Older, Wiser, Livelier, Souls (OWLS) is an educational nature series geared toward retirees. Programming is held on the third Thursday of each month year round

Linda Zalatel, a naturalist from Story County, was the creator of the OWLS program. It was originally called Older, Wiser, Livelier, Seniors. The name has changed slightly throughout the years, but the format has remained the same — to educate retirees about the history of the area and the natural world.

Harkrader told The Press, “The Clayton County OWLS program began in 2008. When the program began our attendance was pretty sparse. In 2010, we decided to try something new and added some more excursions. We visited many of the parks throughout Clayton County, which increased the popularity of the program. We now have to take reservations ahead of time for our field trips, events and speaker programs.” Harkrader went on to say, “Additional interest in the program was also created by freelance writer Jean Marie Hall. She wrote several pieces about our OWLS adventures and shared her writing with several local newspapers.”

OWLS Saunter Program

On the first official warm humid day in May, seniors from all walks of life, a variety of ages, with a nice mix of men and women, gathered together for Harkrader’s Sauntering program.

Armed with a variety of walking sticks — one collapsible, a pair of shared cross country ski poles, a yellow broom handle and a last-minute stick broken off along the side of the trail from a downed branch— the lively seniors set off on a course for inspirational nature investigation.

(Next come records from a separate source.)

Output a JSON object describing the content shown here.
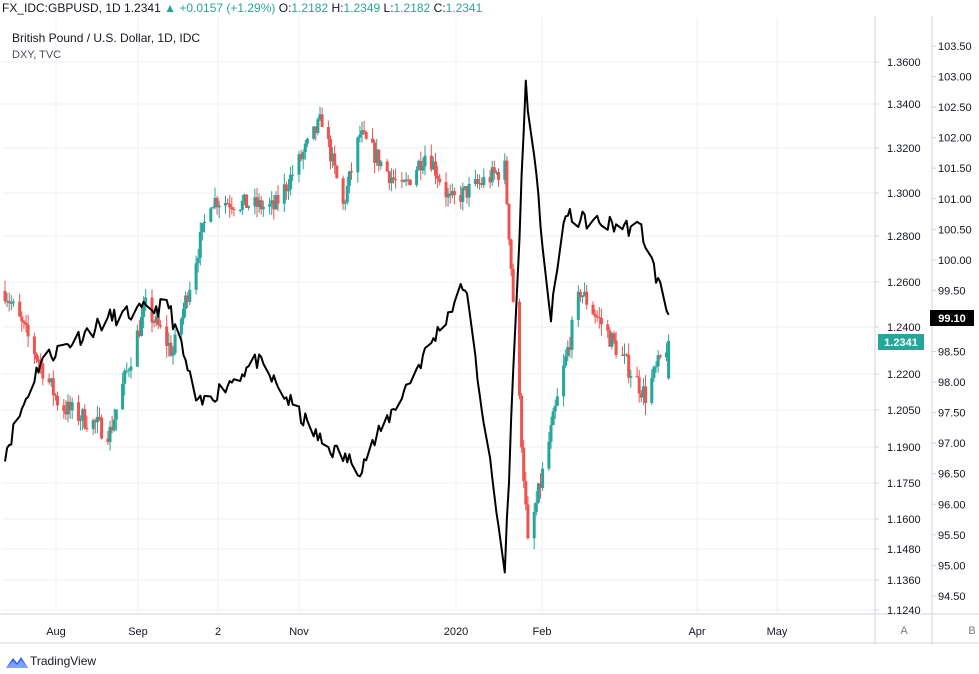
{
  "header": {
    "symbol": "FX_IDC:GBPUSD, 1D",
    "last": "1.2341",
    "change": "+0.0157 (+1.29%)",
    "open_label": "O:",
    "open": "1.2182",
    "high_label": "H:",
    "high": "1.2349",
    "low_label": "L:",
    "low": "1.2182",
    "close_label": "C:",
    "close": "1.2341"
  },
  "legend": {
    "main_series": "British Pound / U.S. Dollar, 1D, IDC",
    "overlay_series": "DXY, TVC"
  },
  "footer": {
    "brand": "TradingView"
  },
  "scale_buttons": {
    "a": "A",
    "b": "B"
  },
  "colors": {
    "up": "#26a69a",
    "down": "#ef5350",
    "dxy": "#000000",
    "grid": "#eef0f4",
    "axis": "#d1d4dc"
  },
  "chart_data": {
    "type": "candlestick",
    "x_axis_labels": [
      "Aug",
      "Sep",
      "2",
      "Nov",
      "2020",
      "Feb",
      "Apr",
      "May"
    ],
    "axes": {
      "gbpusd": {
        "side": "right-inner",
        "ticks": [
          "1.3600",
          "1.3400",
          "1.3200",
          "1.3000",
          "1.2800",
          "1.2600",
          "1.2400",
          "1.2200",
          "1.2050",
          "1.1900",
          "1.1750",
          "1.1600",
          "1.1480",
          "1.1360",
          "1.1240"
        ],
        "last_value_label": "1.2341"
      },
      "dxy": {
        "side": "right-outer",
        "ticks": [
          "103.50",
          "103.00",
          "102.50",
          "102.00",
          "101.50",
          "101.00",
          "100.50",
          "100.00",
          "99.50",
          "99.00",
          "98.50",
          "98.00",
          "97.50",
          "97.00",
          "96.50",
          "96.00",
          "95.50",
          "95.00",
          "94.50"
        ],
        "last_value_label": "99.10"
      }
    },
    "gbpusd_key_points": [
      {
        "date": "2019-07-15",
        "close": 1.256
      },
      {
        "date": "2019-08-10",
        "close": 1.207
      },
      {
        "date": "2019-09-03",
        "close": 1.196
      },
      {
        "date": "2019-09-20",
        "close": 1.249
      },
      {
        "date": "2019-10-03",
        "close": 1.229
      },
      {
        "date": "2019-10-21",
        "close": 1.297
      },
      {
        "date": "2019-11-20",
        "close": 1.293
      },
      {
        "date": "2019-12-13",
        "close": 1.333
      },
      {
        "date": "2019-12-23",
        "close": 1.294
      },
      {
        "date": "2019-12-31",
        "close": 1.326
      },
      {
        "date": "2020-01-20",
        "close": 1.301
      },
      {
        "date": "2020-02-01",
        "close": 1.319
      },
      {
        "date": "2020-02-12",
        "close": 1.296
      },
      {
        "date": "2020-03-09",
        "close": 1.311
      },
      {
        "date": "2020-03-20",
        "close": 1.149
      },
      {
        "date": "2020-04-14",
        "close": 1.256
      },
      {
        "date": "2020-05-15",
        "close": 1.211
      },
      {
        "date": "2020-05-26",
        "close": 1.2341
      }
    ],
    "dxy_key_points": [
      {
        "date": "2019-07-15",
        "value": 96.85
      },
      {
        "date": "2019-08-01",
        "value": 98.35
      },
      {
        "date": "2019-09-03",
        "value": 99.05
      },
      {
        "date": "2019-10-01",
        "value": 99.25
      },
      {
        "date": "2019-10-15",
        "value": 97.6
      },
      {
        "date": "2019-11-12",
        "value": 98.35
      },
      {
        "date": "2019-12-13",
        "value": 97.0
      },
      {
        "date": "2019-12-31",
        "value": 96.6
      },
      {
        "date": "2020-02-19",
        "value": 99.6
      },
      {
        "date": "2020-03-09",
        "value": 94.9
      },
      {
        "date": "2020-03-19",
        "value": 102.9
      },
      {
        "date": "2020-03-31",
        "value": 99.0
      },
      {
        "date": "2020-04-06",
        "value": 100.7
      },
      {
        "date": "2020-05-13",
        "value": 100.5
      },
      {
        "date": "2020-05-26",
        "value": 99.1
      }
    ],
    "grid": true
  }
}
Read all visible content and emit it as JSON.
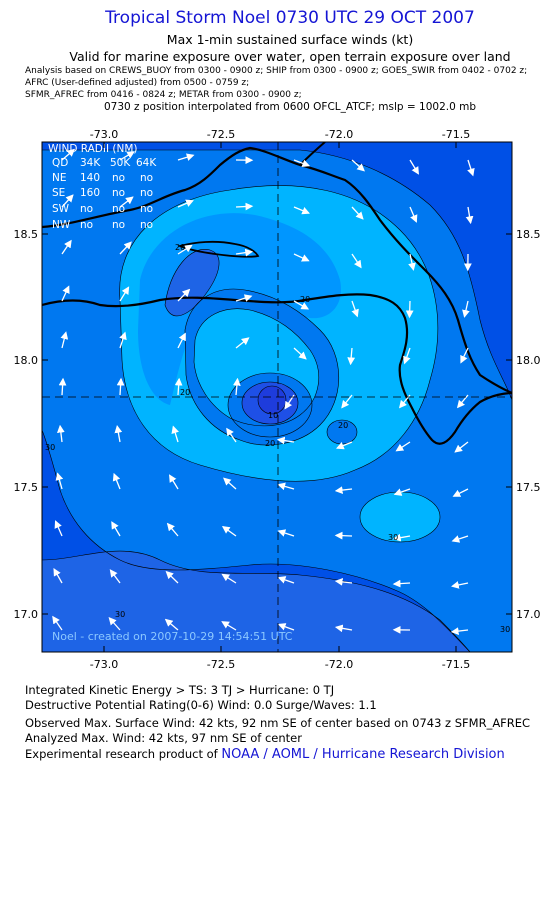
{
  "header": {
    "title": "Tropical Storm Noel 0730 UTC 29 OCT 2007",
    "subtitle1": "Max 1-min sustained surface winds (kt)",
    "subtitle2": "Valid for marine exposure over water, open terrain exposure over land",
    "analysis_line1": "Analysis based on  CREWS_BUOY from 0300 - 0900 z;  SHIP from 0300 - 0900 z;  GOES_SWIR from 0402 - 0702 z;",
    "analysis_line2": "AFRC (User-defined adjusted) from 0500 - 0759 z;",
    "analysis_line3": "SFMR_AFREC from 0416 - 0824 z;  METAR from 0300 - 0900 z;",
    "position_line": "0730 z position interpolated from 0600 OFCL_ATCF; mslp = 1002.0 mb"
  },
  "map": {
    "lon_ticks": [
      "-73.0",
      "-72.5",
      "-72.0",
      "-71.5"
    ],
    "lat_ticks": [
      "18.5",
      "18.0",
      "17.5",
      "17.0"
    ],
    "storm_center": {
      "lon": -72.25,
      "lat": 17.85
    },
    "contour_labels": [
      "20",
      "20",
      "20",
      "20",
      "30",
      "30",
      "30",
      "30",
      "20",
      "10"
    ],
    "wind_radii_table": {
      "title": "WIND RADII (NM)",
      "header": [
        "QD",
        "34K",
        "50K",
        "64K"
      ],
      "rows": [
        [
          "NE",
          "140",
          "no",
          "no"
        ],
        [
          "SE",
          "160",
          "no",
          "no"
        ],
        [
          "SW",
          "no",
          "no",
          "no"
        ],
        [
          "NW",
          "no",
          "no",
          "no"
        ]
      ]
    },
    "credit": "Noel - created on 2007-10-29 14:54:51 UTC",
    "colors": {
      "lt20": "#0096ff",
      "c20_30": "#00b4ff",
      "c30_40": "#0050e6",
      "c40_50": "#1e3cdc",
      "land_line": "#000000"
    }
  },
  "footer": {
    "ike": "Integrated Kinetic Energy > TS: 3 TJ   > Hurricane: 0 TJ",
    "dpr": "Destructive Potential Rating(0-6)   Wind: 0.0 Surge/Waves: 1.1",
    "observed": "Observed Max. Surface Wind: 42 kts, 92 nm SE of center based on 0743 z SFMR_AFREC",
    "analyzed": "Analyzed Max. Wind: 42 kts, 97 nm SE of center",
    "experimental_prefix": "Experimental research product of ",
    "experimental_org": "NOAA / AOML / Hurricane Research Division"
  }
}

Harkrader led the group along the trail, stopping at various points of interest to share famous essays and quotes from renowned naturalists Ralph Waldo Emerson and Henry David Thoreau.

The naturalist encouraged the group to “Think outside the box,” and experience nature through the unfiltered eyes of their souls.
Harkrader left all things to the imagination and allowed time for group sharing and reflection.

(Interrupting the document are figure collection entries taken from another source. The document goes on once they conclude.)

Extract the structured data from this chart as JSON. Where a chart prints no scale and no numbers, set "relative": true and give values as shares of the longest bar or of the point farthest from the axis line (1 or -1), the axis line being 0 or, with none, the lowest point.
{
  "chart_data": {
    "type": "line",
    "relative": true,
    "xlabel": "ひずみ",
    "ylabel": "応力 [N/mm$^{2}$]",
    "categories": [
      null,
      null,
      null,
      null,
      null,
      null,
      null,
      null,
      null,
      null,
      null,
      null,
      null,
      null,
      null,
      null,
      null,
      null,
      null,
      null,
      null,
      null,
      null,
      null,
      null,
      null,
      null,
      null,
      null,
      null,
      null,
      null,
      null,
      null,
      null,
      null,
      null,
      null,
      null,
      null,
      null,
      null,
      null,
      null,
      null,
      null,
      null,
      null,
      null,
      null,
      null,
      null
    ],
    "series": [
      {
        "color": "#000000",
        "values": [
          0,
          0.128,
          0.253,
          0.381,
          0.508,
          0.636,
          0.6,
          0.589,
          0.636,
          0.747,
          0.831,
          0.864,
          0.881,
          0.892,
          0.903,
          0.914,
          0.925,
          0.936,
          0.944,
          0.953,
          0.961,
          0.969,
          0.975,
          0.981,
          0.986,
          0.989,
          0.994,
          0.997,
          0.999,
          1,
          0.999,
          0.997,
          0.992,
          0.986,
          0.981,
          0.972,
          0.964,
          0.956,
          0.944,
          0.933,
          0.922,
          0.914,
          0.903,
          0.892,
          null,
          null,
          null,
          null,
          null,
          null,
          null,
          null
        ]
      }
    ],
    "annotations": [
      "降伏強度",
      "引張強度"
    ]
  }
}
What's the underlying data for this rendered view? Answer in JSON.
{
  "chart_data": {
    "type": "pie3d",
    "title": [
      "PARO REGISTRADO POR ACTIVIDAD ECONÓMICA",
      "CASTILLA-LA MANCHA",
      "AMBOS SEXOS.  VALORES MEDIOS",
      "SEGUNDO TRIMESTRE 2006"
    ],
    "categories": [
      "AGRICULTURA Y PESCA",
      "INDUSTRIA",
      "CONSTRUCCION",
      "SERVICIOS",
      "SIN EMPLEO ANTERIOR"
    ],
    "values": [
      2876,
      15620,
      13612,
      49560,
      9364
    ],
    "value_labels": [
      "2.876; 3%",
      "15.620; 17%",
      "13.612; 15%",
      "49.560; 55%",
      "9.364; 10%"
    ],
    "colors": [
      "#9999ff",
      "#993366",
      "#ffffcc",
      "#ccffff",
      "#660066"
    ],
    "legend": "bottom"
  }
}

There were many discoveries made and discussed along the group’s “saunter” through the woods.

One of the participants discovered a “Jack-in-the-Pulpit,” another found a toad along the path, which produced a lively discussion on spring toad mating rituals. A discussion of tree identification, using the leaves and the bark as an identification tool, encouraged a shared discussion on the elusiveness of the famed morel mushroom, and its relationship to the elm tree. There was a sharing of ideas concerning the garlic mustard infestation, and questions arose about responsible farming practices and extinction of endangered species.

The group found an area along the trail that had several discarded turkey feathers. The discussion covered reasons for the loss of the turkey’s feathers.

All along the walk, Harkrader shared her wisdom and knowledge with the group.

As a final analysis of the day I spent with these wise, young-at-heart souls, I will end with a favorite quote shared by poet/writer Jean Marie Hall: I come to my solitary woodland walk as the homesick go home.— Henry David Thoreau.